The New Yorker has a nice Talk of the Town piece by Rick Hertzberg about the battle for ownership of the Washington Nationals, and the shameless attempt by congressional Republicans to villainize one ownership group, which includes George Soros as a minor partner, in order to boost one that includes GOP fixer Fred Malek. Malek's resume includes helping George W. Bush acquire the appearance of a real job in his late 40s as a part owner of the Texas Rangers, but he will always be best known as the functionary who, when President Nixon became convinced that Jews in the Bureau of Labor Statistics were manipulating the unemployment figures, dutifully carried out a presidential order to go count the Jews.
Hertzberg gives a little history of the cellar-dwelling Washington Senators of old, and notes that in 1971, the Senators moved to the hyphen in Dallas-Fort Worth and became the Texas Rangers. But there's a significant error of omission, unusual in a magazine famous for its fact-checking: that wasn't the original Senators, but an expansion team created in 1961 that played in Washington for just ten years. The "real" Washington Senators had moved to Minnesota in 1960 and become the Twins.
[UPDATE: I originally said the team moved to Houston, which was an error. Where are my fact-checkers?]
There's a reason that's relevant: In 1978, Twins' owner Calvin Griffith told a Minnesota group why he moved the team there: "It was when we found out you only had 15,000 blacks here. ...We came here because you?ve got good, hardworking white people here."
So perhaps it is Malek, with his people-counting skills, who actually fits best in the ownership tradition of Washington baseball teams.
The ersatz Senators did not move to the Houston area, but rather to the Dallas area.

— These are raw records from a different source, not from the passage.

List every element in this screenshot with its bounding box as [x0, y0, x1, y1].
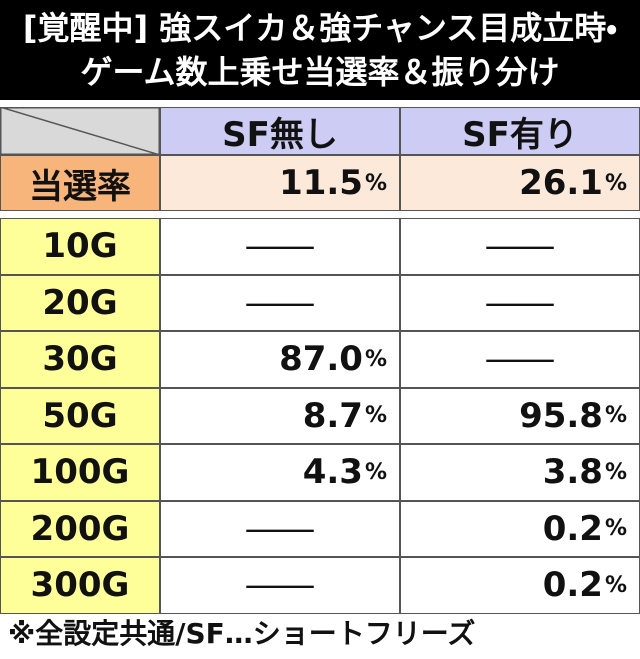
table-cell: 95.8%: [400, 387, 640, 444]
row-label: 30G: [0, 331, 160, 388]
table-cell: 3.8%: [400, 444, 640, 501]
table-cell: —: [160, 274, 400, 331]
table-cell: —: [160, 218, 400, 275]
table-cell: 87.0%: [160, 331, 400, 388]
win-rate: 26.1%: [400, 155, 640, 211]
row-label: 20G: [0, 274, 160, 331]
win-rate: 11.5%: [160, 155, 400, 211]
table-cell: —: [400, 218, 640, 275]
column-header: SF無し: [160, 107, 400, 155]
row-label: 10G: [0, 218, 160, 275]
title-band: [覚醒中] 強スイカ＆強チャンス目成立時・ ゲーム数上乗せ当選率＆振り分け: [0, 0, 640, 100]
row-label: 300G: [0, 557, 160, 614]
table-cell: 0.2%: [400, 500, 640, 557]
title-line: ゲーム数上乗せ当選率＆振り分け: [80, 53, 560, 91]
row-label: 200G: [0, 500, 160, 557]
table-cell: —: [160, 557, 400, 614]
title-line: [覚醒中] 強スイカ＆強チャンス目成立時・: [22, 9, 618, 47]
table-cell: —: [400, 274, 640, 331]
table-cell: 0.2%: [400, 557, 640, 614]
table-cell: 4.3%: [160, 444, 400, 501]
row-label: 当選率: [0, 155, 160, 211]
table-cell: 8.7%: [160, 387, 400, 444]
row-label: 100G: [0, 444, 160, 501]
table-cell: —: [400, 331, 640, 388]
corner-cell: [0, 107, 160, 155]
column-header: SF有り: [400, 107, 640, 155]
table-cell: —: [160, 500, 400, 557]
row-label: 50G: [0, 387, 160, 444]
footnote: ※全設定共通/SF…ショートフリーズ: [8, 617, 476, 650]
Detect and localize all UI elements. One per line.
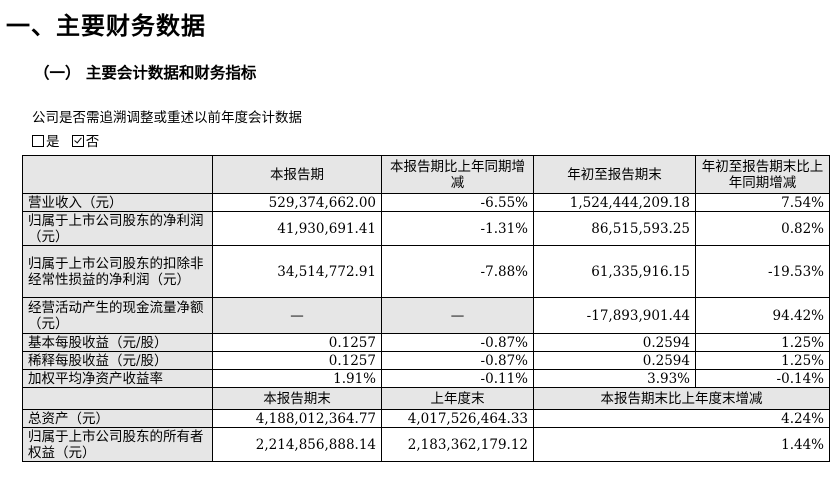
table-row: 稀释每股收益（元/股） 0.1257 -0.87% 0.2594 1.25% [22, 351, 830, 370]
value-cell: -0.87% [381, 351, 534, 370]
table-row: 归属于上市公司股东的净利润（元） 41,930,691.41 -1.31% 86… [22, 211, 830, 246]
value-cell: 0.1257 [212, 351, 382, 370]
value-cell: 0.2594 [533, 351, 696, 370]
value-cell: 0.1257 [212, 333, 382, 352]
financial-data-table: 本报告期 本报告期比上年同期增减 年初至报告期末 年初至报告期末比上年同期增减 … [22, 155, 830, 462]
value-cell: 1.91% [212, 369, 382, 388]
value-cell: -17,893,901.44 [533, 297, 696, 334]
value-cell: 1.25% [695, 351, 830, 370]
row-label: 营业收入（元） [22, 193, 213, 212]
row-label: 加权平均净资产收益率 [22, 369, 213, 388]
value-cell: -1.31% [381, 211, 534, 246]
row-label: 总资产（元） [22, 409, 213, 428]
restatement-options: 是 否 [32, 130, 99, 150]
row-label: 归属于上市公司股东的净利润（元） [22, 211, 213, 246]
row-label: 稀释每股收益（元/股） [22, 351, 213, 370]
table-row: 总资产（元） 4,188,012,364.77 4,017,526,464.33… [22, 409, 830, 428]
value-cell: 86,515,593.25 [533, 211, 696, 246]
option-no-label: 否 [85, 134, 100, 150]
value-cell: 3.93% [533, 369, 696, 388]
value-cell: -6.55% [381, 193, 534, 212]
value-cell: 1.25% [695, 333, 830, 352]
header-cell: 年初至报告期末 [533, 155, 696, 194]
value-cell: -19.53% [695, 245, 830, 298]
row-label: 经营活动产生的现金流量净额（元） [22, 297, 213, 334]
value-cell: 34,514,772.91 [212, 245, 382, 298]
header-cell [22, 387, 213, 410]
table-row: 归属于上市公司股东的所有者权益（元） 2,214,856,888.14 2,18… [22, 427, 830, 462]
header-cell: 上年度末 [381, 387, 534, 410]
value-cell: -7.88% [381, 245, 534, 298]
restatement-question: 公司是否需追溯调整或重述以前年度会计数据 [32, 110, 302, 126]
value-cell: 4,017,526,464.33 [381, 409, 534, 428]
value-cell: 0.2594 [533, 333, 696, 352]
value-cell: — [381, 297, 534, 334]
table-row: 经营活动产生的现金流量净额（元） — — -17,893,901.44 94.4… [22, 297, 830, 334]
table-row: 归属于上市公司股东的扣除非经常性损益的净利润（元） 34,514,772.91 … [22, 245, 830, 298]
row-label: 基本每股收益（元/股） [22, 333, 213, 352]
header-cell: 本报告期末比上年度末增减 [533, 387, 830, 410]
header-cell: 本报告期末 [212, 387, 382, 410]
value-cell: -0.87% [381, 333, 534, 352]
value-cell: 7.54% [695, 193, 830, 212]
value-cell: -0.14% [695, 369, 830, 388]
header-cell: 本报告期 [212, 155, 382, 194]
table-row: 营业收入（元） 529,374,662.00 -6.55% 1,524,444,… [22, 193, 830, 212]
value-cell: 94.42% [695, 297, 830, 334]
option-yes-label: 是 [46, 134, 60, 150]
table-row: 基本每股收益（元/股） 0.1257 -0.87% 0.2594 1.25% [22, 333, 830, 352]
table-header-row: 本报告期 本报告期比上年同期增减 年初至报告期末 年初至报告期末比上年同期增减 [22, 155, 830, 194]
section-heading: （一） 主要会计数据和财务指标 [34, 64, 257, 82]
checkbox-no-icon[interactable] [71, 135, 84, 147]
value-cell: 61,335,916.15 [533, 245, 696, 298]
header-cell [22, 155, 213, 194]
value-cell: — [212, 297, 382, 334]
header-cell: 年初至报告期末比上年同期增减 [695, 155, 830, 194]
value-cell: 1.44% [533, 427, 830, 462]
value-cell: 2,214,856,888.14 [212, 427, 382, 462]
value-cell: 2,183,362,179.12 [381, 427, 534, 462]
value-cell: 0.82% [695, 211, 830, 246]
table-row: 加权平均净资产收益率 1.91% -0.11% 3.93% -0.14% [22, 369, 830, 388]
checkbox-yes-icon[interactable] [32, 135, 44, 147]
page-heading: 一、主要财务数据 [6, 12, 206, 40]
value-cell: 4.24% [533, 409, 830, 428]
value-cell: 1,524,444,209.18 [533, 193, 696, 212]
header-cell: 本报告期比上年同期增减 [381, 155, 534, 194]
value-cell: 41,930,691.41 [212, 211, 382, 246]
row-label: 归属于上市公司股东的所有者权益（元） [22, 427, 213, 462]
table-header-row: 本报告期末 上年度末 本报告期末比上年度末增减 [22, 387, 830, 410]
value-cell: 4,188,012,364.77 [212, 409, 382, 428]
value-cell: 529,374,662.00 [212, 193, 382, 212]
value-cell: -0.11% [381, 369, 534, 388]
row-label: 归属于上市公司股东的扣除非经常性损益的净利润（元） [22, 245, 213, 298]
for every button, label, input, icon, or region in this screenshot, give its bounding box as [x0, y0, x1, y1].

They currently play in Arlington, a suburb between Dallas and Fort Worth, in a stadium that enriched George W. Bush through the magic of eminent domain. Somehow conservative critics of the Kelo decision never seem to mention this fact.
Posted by: Vadranor | 07/06/2005 at 01:22 PM
Not to exonerate Griffith, but the ellipsis in your quote removes an important piece. The whole quote is:
“I’ll tell you why we came to Minnesota. It was when we found out you only had 15,000 blacks here. Black people don’t go to ballgames, but they’ll fill up a rassling ring and put up such a chant it’ll scare you to death...We came here because you’ve got good, hardworking white people here."

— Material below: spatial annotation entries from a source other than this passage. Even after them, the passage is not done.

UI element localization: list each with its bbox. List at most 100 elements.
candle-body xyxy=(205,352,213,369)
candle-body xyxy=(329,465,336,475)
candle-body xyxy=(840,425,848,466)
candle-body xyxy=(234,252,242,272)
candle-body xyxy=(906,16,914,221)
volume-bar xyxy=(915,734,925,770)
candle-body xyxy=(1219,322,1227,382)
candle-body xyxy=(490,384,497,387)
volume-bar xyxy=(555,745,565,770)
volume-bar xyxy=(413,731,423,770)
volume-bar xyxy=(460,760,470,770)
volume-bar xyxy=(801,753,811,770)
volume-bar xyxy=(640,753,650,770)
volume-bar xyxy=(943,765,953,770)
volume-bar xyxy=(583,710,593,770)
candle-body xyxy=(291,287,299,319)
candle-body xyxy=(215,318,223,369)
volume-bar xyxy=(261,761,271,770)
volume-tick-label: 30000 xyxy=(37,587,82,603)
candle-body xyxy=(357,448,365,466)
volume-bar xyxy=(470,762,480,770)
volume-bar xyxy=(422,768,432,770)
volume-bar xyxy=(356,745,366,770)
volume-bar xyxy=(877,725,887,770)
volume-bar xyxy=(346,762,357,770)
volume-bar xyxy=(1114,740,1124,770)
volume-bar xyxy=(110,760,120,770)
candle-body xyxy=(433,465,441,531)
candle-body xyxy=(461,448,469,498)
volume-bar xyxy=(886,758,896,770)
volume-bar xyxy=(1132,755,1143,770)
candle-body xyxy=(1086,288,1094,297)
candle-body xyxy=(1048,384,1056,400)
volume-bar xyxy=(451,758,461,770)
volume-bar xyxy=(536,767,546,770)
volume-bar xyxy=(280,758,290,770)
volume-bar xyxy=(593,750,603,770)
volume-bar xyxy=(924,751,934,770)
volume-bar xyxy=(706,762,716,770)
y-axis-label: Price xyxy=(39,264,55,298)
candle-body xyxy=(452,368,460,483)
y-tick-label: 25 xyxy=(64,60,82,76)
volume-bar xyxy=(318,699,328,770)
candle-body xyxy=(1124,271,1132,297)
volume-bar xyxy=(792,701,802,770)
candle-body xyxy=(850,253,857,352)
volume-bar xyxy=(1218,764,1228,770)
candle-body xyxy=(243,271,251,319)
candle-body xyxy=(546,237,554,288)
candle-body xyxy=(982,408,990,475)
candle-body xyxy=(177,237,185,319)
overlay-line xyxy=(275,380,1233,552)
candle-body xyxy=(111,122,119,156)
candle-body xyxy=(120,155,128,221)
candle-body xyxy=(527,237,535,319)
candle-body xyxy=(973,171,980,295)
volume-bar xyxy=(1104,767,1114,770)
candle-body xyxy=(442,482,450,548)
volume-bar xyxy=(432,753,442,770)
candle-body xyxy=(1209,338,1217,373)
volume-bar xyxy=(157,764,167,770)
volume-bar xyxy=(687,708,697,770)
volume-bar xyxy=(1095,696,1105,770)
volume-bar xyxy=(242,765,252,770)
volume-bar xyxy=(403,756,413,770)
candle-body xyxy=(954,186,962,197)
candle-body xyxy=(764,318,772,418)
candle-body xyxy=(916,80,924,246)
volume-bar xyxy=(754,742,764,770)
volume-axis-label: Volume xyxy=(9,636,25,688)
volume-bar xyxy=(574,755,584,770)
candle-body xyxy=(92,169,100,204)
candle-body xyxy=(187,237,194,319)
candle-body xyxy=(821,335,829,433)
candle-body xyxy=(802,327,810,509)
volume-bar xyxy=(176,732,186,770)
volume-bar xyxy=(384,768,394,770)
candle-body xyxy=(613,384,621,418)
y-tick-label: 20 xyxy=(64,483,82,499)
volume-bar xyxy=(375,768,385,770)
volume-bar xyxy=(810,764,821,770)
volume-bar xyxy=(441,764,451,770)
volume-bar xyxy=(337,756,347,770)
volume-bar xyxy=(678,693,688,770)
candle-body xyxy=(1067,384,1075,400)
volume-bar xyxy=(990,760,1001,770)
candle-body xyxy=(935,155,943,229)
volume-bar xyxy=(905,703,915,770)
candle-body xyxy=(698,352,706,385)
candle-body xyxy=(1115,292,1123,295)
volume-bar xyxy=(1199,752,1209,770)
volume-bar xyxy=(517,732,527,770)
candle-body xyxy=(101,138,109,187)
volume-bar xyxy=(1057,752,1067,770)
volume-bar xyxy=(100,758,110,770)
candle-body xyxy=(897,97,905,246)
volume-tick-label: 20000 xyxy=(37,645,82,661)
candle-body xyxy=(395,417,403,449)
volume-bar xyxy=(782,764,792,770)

Its still an offensive quote, but his point wasn't that black people are inferior or should be feared; it was that they didn't go to baseball games. Maybe this quote illustrates one of the reasons blacks didn't go to baseball games, Griffith's ignorance, but Griffith left because he felt one of the most populous races in the District didn't like baseball. The relocation of next franchise a mere 11 years later shows that the DC market wasn't the best for baseball even if Griffith's perceived reason is a little ignorant.
Posted by: Zach | 07/06/2005 at 05:19 PM
Hertzberg also neglects to mention that Soros is Jewish and has been the target of barely disguised anti-Semitic attacks. So the Repubs are threatening reprisals against MLB if a Jew is allowed to beat out an anti-Semite for ownership of the Nats.
And you wonder why Jews keep on voting Democratic--
Posted by: JR | 07/08/2005 at 01:06 AM
Anyhow, the New Yorker does have fact checkers. All Conde Nast magazines do -- you can't even imagien what the magazine would look like with out them!
Don't diss the fact checkers for letting one slip, diss the reporter.